Traité
de la Réintégration des êtres(extrait)
Dom Martinez de Pasqually
...Je t'ai dit il n'y a qu'un instant, qu'en prenant depuis le cercle terrestre
jusqu'au
cercle divin, tu trouveras le nombre 12, qui a été le principe
de la division du
temps, et le nombre 3, qui a été le principe de toute forme
corporelle. Si tu
multiplies le nombre 3 par le quaternaire dont je viens de te parler, et
qui se trouve
exactement dans les mondes terrestre, céleste et surcéleste,
tu auras pour produit
ce même nombre 12, ou 3, qui te confirmera que la forme corporelle
de
tous les êtres existants dans ces trois mondes provient de trois principes
:
soufre, sel et mercure, dont je t'ai déjà instruit.
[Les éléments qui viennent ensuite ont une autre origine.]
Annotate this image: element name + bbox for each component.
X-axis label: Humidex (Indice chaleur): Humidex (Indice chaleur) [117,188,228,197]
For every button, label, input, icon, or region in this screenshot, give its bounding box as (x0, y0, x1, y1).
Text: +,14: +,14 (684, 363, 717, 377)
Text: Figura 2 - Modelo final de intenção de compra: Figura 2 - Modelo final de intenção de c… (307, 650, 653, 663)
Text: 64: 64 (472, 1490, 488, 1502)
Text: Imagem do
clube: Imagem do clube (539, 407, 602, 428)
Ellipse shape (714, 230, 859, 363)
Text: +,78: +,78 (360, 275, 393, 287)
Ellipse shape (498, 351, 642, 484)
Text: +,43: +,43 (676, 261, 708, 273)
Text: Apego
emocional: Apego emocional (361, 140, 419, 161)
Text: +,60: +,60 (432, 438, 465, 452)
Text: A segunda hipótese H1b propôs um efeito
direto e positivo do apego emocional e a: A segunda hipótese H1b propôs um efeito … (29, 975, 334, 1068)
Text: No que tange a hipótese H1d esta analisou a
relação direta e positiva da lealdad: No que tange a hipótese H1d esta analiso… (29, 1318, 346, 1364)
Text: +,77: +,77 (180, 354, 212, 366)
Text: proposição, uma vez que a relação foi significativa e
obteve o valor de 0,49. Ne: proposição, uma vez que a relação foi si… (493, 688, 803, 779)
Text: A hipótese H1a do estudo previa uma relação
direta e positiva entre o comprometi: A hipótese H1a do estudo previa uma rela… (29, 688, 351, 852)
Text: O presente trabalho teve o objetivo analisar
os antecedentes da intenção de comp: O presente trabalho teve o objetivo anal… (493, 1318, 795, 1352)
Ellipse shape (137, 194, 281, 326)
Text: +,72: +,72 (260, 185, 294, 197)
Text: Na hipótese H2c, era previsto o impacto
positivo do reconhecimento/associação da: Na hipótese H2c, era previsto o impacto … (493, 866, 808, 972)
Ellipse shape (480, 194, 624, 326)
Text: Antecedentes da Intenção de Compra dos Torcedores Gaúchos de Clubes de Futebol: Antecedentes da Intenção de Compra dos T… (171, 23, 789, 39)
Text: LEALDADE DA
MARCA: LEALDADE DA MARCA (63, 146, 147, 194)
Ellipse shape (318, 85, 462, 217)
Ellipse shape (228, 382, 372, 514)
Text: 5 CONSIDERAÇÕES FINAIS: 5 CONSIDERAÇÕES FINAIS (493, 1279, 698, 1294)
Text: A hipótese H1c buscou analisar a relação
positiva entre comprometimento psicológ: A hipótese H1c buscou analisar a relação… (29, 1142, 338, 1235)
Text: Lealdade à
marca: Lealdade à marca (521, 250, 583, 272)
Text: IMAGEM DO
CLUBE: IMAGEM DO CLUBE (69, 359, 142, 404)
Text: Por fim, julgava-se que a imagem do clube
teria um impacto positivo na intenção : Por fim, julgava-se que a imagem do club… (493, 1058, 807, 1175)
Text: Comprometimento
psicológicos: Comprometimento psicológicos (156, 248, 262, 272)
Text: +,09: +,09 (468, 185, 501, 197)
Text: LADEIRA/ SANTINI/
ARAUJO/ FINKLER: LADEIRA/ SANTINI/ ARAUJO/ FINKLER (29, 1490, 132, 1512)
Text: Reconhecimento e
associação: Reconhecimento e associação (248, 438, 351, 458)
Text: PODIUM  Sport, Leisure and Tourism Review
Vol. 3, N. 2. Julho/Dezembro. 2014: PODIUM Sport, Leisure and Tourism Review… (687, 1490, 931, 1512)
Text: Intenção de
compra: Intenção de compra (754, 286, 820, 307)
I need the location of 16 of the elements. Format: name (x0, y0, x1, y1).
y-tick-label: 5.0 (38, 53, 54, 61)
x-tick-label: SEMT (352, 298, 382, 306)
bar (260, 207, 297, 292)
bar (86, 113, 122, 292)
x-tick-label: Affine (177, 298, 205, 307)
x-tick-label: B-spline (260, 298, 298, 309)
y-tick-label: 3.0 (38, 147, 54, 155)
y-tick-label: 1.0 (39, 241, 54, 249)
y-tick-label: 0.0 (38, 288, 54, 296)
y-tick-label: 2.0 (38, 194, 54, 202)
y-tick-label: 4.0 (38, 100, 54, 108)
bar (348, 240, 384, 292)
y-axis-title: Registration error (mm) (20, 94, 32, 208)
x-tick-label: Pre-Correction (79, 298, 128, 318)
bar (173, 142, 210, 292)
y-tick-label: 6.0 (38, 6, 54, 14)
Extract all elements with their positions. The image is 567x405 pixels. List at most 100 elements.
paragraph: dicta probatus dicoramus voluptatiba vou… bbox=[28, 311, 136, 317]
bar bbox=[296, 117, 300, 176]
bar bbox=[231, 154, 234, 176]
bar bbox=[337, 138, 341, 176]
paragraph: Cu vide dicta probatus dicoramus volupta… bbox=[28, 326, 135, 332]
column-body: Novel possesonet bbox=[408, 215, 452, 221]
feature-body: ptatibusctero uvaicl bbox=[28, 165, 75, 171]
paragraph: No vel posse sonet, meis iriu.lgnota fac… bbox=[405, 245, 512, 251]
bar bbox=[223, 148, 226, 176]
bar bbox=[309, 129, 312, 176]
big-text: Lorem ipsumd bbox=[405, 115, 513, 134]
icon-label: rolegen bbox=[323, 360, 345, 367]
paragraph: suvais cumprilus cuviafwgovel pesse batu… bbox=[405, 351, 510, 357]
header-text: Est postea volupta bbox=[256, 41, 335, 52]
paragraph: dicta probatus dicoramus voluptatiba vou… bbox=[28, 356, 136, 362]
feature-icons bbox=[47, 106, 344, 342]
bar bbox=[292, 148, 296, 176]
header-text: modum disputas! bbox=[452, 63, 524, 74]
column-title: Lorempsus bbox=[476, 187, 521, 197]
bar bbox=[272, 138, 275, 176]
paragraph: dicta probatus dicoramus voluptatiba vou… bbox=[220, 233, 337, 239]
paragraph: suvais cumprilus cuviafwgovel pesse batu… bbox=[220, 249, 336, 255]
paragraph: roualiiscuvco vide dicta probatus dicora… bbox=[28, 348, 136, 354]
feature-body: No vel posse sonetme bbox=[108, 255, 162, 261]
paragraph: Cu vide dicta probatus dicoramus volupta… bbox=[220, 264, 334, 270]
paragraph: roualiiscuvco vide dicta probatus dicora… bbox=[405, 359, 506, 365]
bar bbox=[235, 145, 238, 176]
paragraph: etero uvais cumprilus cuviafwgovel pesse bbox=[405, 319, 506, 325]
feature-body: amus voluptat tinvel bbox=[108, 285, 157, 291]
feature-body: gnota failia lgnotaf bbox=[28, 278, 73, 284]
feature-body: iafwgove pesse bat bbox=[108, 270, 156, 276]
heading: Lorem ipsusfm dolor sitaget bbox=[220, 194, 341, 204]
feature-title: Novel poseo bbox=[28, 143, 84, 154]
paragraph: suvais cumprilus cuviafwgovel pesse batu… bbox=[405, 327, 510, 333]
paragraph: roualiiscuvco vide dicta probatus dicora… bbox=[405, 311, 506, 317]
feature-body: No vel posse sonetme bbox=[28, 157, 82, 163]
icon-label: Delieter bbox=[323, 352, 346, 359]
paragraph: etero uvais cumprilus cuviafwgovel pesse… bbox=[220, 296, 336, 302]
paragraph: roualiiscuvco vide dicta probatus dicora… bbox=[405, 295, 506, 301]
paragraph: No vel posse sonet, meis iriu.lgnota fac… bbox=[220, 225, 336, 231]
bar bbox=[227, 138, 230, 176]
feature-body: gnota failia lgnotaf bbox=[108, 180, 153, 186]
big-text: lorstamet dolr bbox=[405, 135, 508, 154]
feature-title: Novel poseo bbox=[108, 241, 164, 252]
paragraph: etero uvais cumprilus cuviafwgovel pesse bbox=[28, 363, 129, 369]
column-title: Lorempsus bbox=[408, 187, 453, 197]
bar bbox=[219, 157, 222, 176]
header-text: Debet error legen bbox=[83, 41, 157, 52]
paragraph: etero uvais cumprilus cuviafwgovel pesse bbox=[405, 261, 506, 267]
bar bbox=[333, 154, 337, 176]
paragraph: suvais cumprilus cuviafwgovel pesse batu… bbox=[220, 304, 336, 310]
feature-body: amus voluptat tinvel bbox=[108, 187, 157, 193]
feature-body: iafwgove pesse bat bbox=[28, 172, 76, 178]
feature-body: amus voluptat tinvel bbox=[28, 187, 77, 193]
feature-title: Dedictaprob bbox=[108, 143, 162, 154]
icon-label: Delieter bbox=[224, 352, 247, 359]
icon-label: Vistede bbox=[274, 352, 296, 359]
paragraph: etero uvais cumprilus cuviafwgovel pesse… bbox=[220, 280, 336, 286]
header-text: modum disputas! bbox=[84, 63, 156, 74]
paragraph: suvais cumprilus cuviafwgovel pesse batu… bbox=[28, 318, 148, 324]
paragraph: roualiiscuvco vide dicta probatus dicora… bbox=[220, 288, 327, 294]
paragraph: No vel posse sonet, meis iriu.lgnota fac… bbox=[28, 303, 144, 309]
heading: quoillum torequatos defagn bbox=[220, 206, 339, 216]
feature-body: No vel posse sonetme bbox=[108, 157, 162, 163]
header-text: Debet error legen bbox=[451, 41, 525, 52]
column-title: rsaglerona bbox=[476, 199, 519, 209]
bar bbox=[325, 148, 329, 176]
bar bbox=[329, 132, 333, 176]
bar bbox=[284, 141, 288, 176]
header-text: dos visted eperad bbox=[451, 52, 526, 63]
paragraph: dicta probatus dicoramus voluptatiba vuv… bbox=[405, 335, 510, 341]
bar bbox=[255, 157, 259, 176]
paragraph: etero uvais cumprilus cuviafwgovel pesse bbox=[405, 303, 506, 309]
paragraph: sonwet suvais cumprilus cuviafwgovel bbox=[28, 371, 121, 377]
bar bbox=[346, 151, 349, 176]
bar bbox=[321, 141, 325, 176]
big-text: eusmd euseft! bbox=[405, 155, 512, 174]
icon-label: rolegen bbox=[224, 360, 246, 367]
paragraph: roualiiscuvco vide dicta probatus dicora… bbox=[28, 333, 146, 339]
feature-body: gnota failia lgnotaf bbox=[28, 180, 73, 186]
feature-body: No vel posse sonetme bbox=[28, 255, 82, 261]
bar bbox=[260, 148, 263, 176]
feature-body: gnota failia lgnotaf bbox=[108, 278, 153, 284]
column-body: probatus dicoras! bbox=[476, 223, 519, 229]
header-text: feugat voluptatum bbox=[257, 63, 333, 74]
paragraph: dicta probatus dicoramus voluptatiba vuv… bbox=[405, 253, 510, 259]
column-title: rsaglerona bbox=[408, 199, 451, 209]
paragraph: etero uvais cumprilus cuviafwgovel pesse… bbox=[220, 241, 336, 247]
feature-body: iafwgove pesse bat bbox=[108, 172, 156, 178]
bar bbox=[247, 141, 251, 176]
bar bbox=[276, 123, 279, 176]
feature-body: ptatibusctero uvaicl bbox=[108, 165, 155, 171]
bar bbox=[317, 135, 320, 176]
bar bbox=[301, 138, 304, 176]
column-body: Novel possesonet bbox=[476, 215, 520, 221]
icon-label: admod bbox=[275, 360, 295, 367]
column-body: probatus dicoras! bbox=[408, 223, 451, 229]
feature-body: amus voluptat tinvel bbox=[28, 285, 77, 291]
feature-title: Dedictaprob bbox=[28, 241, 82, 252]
En effet,
aucun être ne peut se
revêtir de la substance d'une forme apparente sans qu'elle soit composée
de
ces trois principes. Tu pourrais être étonné que je
te parlasse de forme
corporelle pour les habitants du surcéleste ; tu dois sentir cependant
que
tout être émancipé, pour opérer temporellement
les volontés du Créateur,
se produit une enveloppe corporelle qui sert de voile à son action
spirituelle
temporelle. Sans cette enveloppe, il ne pourrait rien opérer sur
les autres êtres
temporels sans les consumer par la faculté innée de l'esprit
pur de dissoudre
tout ce qu'il approche. Cette enveloppe corporelle glorieuse dont se revêtent
les
habitants spirituels du surcéleste et du terrestre, n'est autre chose
que la
production de leur propre feu. Ces êtres spirituels ont, à
cet égard, la même
propriété que les esprits de l'axe central, qui ont en eux
le pouvoir de faire
émaner de leur feu les trois essences fondamentales de leur propre
corps, ou
forme glorieuse. L'opération des uns et des autres, quant à
cet objet, est
absolument la même ; néanmoins il y a une très grande
différence dans l'action
de ces trois sortes d'esprits : les esprits de l'axe n'ont chacun en eux
qu'une seule
action ; ainsi ils ne peuvent opérer qu'une seule sorte de forme,
et qu'après
l'opération immédiate d'un être supérieur qui
les commande et en dispose à son gré,
et selon la volonté du Créateur. Mais les êtres spirituels
habitant les trois mondes,
ayant à opérer des actions plus considérables et plus
étendues, peuvent
se produire à chaque instant de nouvelles formes et les varier à
l'infini selon leur
besoin, et selon l'objet qu'ils ont à remplir. Il est vrai que ces
êtres spirituels
ne peuvent agir, ainsi que les esprits de l'axe, sans avoir reçu
l'ordre du Créateur ;
mais quand ils l'ont reçu, ils ont en eux tout ce qu'il faut pour
l'exécuter par eux-
mêmes, au lieu que les esprits de l'axe sont de simples sujets qui
n'agissent
qu'autant qu'ils sont conduits, parce qu'ils n'ont pas l'intelligence. C'est
là ce qui doit te faire concevoir que les essences et les formes
corporelles des êtres spirituels, habitants des trois mondes, sont
plus pures et plus subtiles que celles qui proviennent des esprits de l'axe.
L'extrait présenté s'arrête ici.